There might be a secondary thing going on here too... I've had multiple tablets over the years. In theory I could use one as my everyday device. In theory I could take one with me in the field daily and it would be useful. In practice though, my current iPad is sitting somewhere collecting dust because a large-screen iPhone is "good enough" for those times I might otherwise pull out the tablet in a business setting, and when I'm doing "real work" I'm on my laptop anyway.

  • cercatrova 3 years ago

    Interesting. For me, a device being iOS based is a non-starter, I just can't handle the limitations of the operating system.

  • joshstrange 3 years ago

    I agree completely. I used to have an iPad mini nearby but once the phones got bigger I didn't really need it anymore and, like you said, if I'm actually going to do real work I'm moving to my MBP.

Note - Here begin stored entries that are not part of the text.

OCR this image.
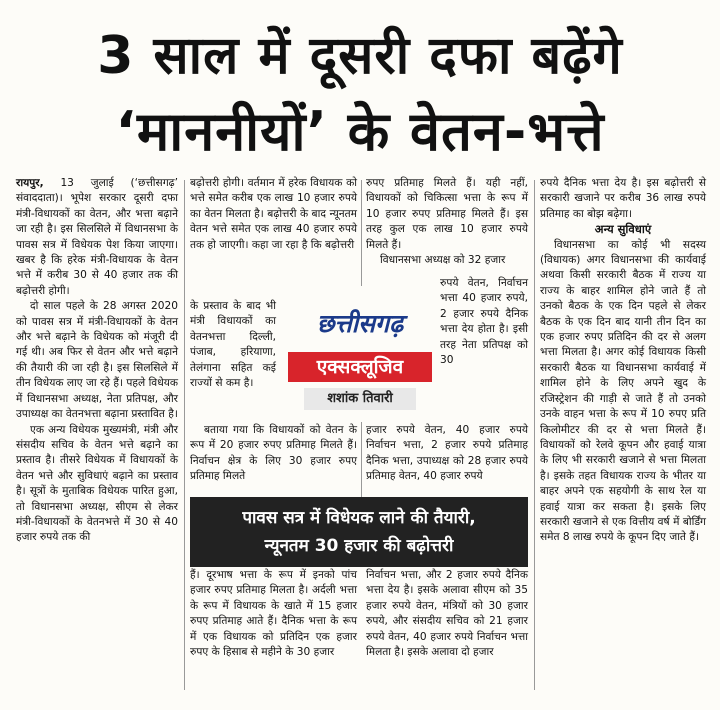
3 साल में दूसरी दफा बढ़ेंगे
‘माननीयों’ के वेतन-भत्ते

रायपुर, 13 जुलाई (‘छत्तीसगढ़’ संवाददाता)। भूपेश सरकार दूसरी दफा मंत्री-विधायकों का वेतन, और भत्ता बढ़ाने जा रही है। इस सिलसिले में विधानसभा के पावस सत्र में विधेयक पेश किया जाएगा। खबर है कि हरेक मंत्री-विधायक के वेतन भत्ते में करीब 30 से 40 हजार तक की बढ़ोत्तरी होगी।

दो साल पहले के 28 अगस्त 2020 को पावस सत्र में मंत्री-विधायकों के वेतन और भत्ते बढ़ाने के विधेयक को मंजूरी दी गई थी। अब फिर से वेतन और भत्ते बढ़ाने की तैयारी की जा रही है। इस सिलसिले में तीन विधेयक लाए जा रहे हैं। पहले विधेयक में विधानसभा अध्यक्ष, नेता प्रतिपक्ष, और उपाध्यक्ष का वेतनभत्ता बढ़ाना प्रस्तावित है।

एक अन्य विधेयक मुख्यमंत्री, मंत्री और संसदीय सचिव के वेतन भत्ते बढ़ाने का प्रस्ताव है। तीसरे विधेयक में विधायकों के वेतन भत्ते और सुविधाएं बढ़ाने का प्रस्ताव है। सूत्रों के मुताबिक विधेयक पारित हुआ, तो विधानसभा अध्यक्ष, सीएम से लेकर मंत्री-विधायकों के वेतनभत्ते में 30 से 40 हजार रुपये तक की

बढ़ोत्तरी होगी। वर्तमान में हरेक विधायक को भत्ते समेत करीब एक लाख 10 हजार रुपये का वेतन मिलता है। बढ़ोत्तरी के बाद न्यूनतम वेतन भत्ते समेत एक लाख 40 हजार रुपये तक हो जाएगी। कहा जा रहा है कि बढ़ोत्तरी

के प्रस्ताव के बाद भी मंत्री विधायकों का वेतनभत्ता दिल्ली, पंजाब, हरियाणा, तेलंगाना सहित कई राज्यों से कम है।

बताया गया कि विधायकों को वेतन के रूप में 20 हजार रुपए प्रतिमाह मिलते हैं। निर्वाचन क्षेत्र के लिए 30 हजार रुपए प्रतिमाह मिलते

हैं। दूरभाष भत्ता के रूप में इनको पांच हजार रुपए प्रतिमाह मिलता है। अर्दली भत्ता के रूप में विधायक के खाते में 15 हजार रुपए प्रतिमाह आते हैं। दैनिक भत्ता के रूप में एक विधायक को प्रतिदिन एक हजार रुपए के हिसाब से महीने के 30 हजार

रुपए प्रतिमाह मिलते हैं। यही नहीं, विधायकों को चिकित्सा भत्ता के रूप में 10 हजार रुपए प्रतिमाह मिलते हैं। इस तरह कुल एक लाख 10 हजार रुपये मिलते हैं।

विधानसभा अध्यक्ष को 32 हजार

रुपये वेतन, निर्वाचन भत्ता 40 हजार रुपये, 2 हजार रुपये दैनिक भत्ता देय होता है। इसी तरह नेता प्रतिपक्ष को 30

हजार रुपये वेतन, 40 हजार रुपये निर्वाचन भत्ता, 2 हजार रुपये प्रतिमाह दैनिक भत्ता, उपाध्यक्ष को 28 हजार रुपये प्रतिमाह वेतन, 40 हजार रुपये

निर्वाचन भत्ता, और 2 हजार रुपये दैनिक भत्ता देय है। इसके अलावा सीएम को 35 हजार रुपये वेतन, मंत्रियों को 30 हजार रुपये, और संसदीय सचिव को 21 हजार रुपये वेतन, 40 हजार रुपये निर्वाचन भत्ता मिलता है। इसके अलावा दो हजार

रुपये दैनिक भत्ता देय है। इस बढ़ोत्तरी से सरकारी खजाने पर करीब 36 लाख रुपये प्रतिमाह का बोझ बढ़ेगा।

अन्य सुविधाएं

विधानसभा का कोई भी सदस्य (विधायक) अगर विधानसभा की कार्यवाई अथवा किसी सरकारी बैठक में राज्य या राज्य के बाहर शामिल होने जाते हैं तो उनको बैठक के एक दिन पहले से लेकर बैठक के एक दिन बाद यानी तीन दिन का एक हजार रुपए प्रतिदिन की दर से अलग भत्ता मिलता है। अगर कोई विधायक किसी सरकारी बैठक या विधानसभा कार्यवाई में शामिल होने के लिए अपने खुद के रजिस्ट्रेशन की गाड़ी से जाते हैं तो उनको उनके वाहन भत्ता के रूप में 10 रुपए प्रति किलोमीटर की दर से भत्ता मिलते हैं। विधायकों को रेलवे कूपन और हवाई यात्रा के लिए भी सरकारी खजाने से भत्ता मिलता है। इसके तहत विधायक राज्य के भीतर या बाहर अपने एक सहयोगी के साथ रेल या हवाई यात्रा कर सकता है। इसके लिए सरकारी खजाने से एक वित्तीय वर्ष में बोर्डिंग समेत 8 लाख रुपये के कूपन दिए जाते हैं।

छत्तीसगढ़
एक्सक्लूजिव
शशांक तिवारी
पावस सत्र में विधेयक लाने की तैयारी,
न्यूनतम 30 हजार की बढ़ोत्तरी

    Apple has a long history of not necessarily being the first to use a new tech but the first to do it right/well. Of course there are examples of them failing/stumbling (Homepod comes to mind among others) but I'm very much looking forward to their "take" on a folding device. Right now it feels a little gimmicky and there is a potentially that we simply leapfrog that tech and use something better (AR?).

CrimpCity 3 years ago

Actually I like having a smaller phone in my pocket instead of a brick so I for one will be looking at foldable phones once I am back on the cell phone market.

  • bdcravens 3 years ago

    While I think thinner isn't always the best option, I think the foldables are a bit too thick.

nullsmack 3 years ago

I wish they would stop this. I do not ever want a foldable phone. That's just a part to break in a year or two and force you to buy a whole new phone. I had a sliding phone in the past that broke in normal use and the buttons on one side became impossible to register. It's bad enough that the phones are designed so that you can't easily replace batteries and such now.

MerelyMortal 3 years ago

The only thing holding me back is concerns about duribility and software updates.

Granted I haven't really looked into it in the past year or so, and I'm not planning on upgrading my current phone for at least one more year.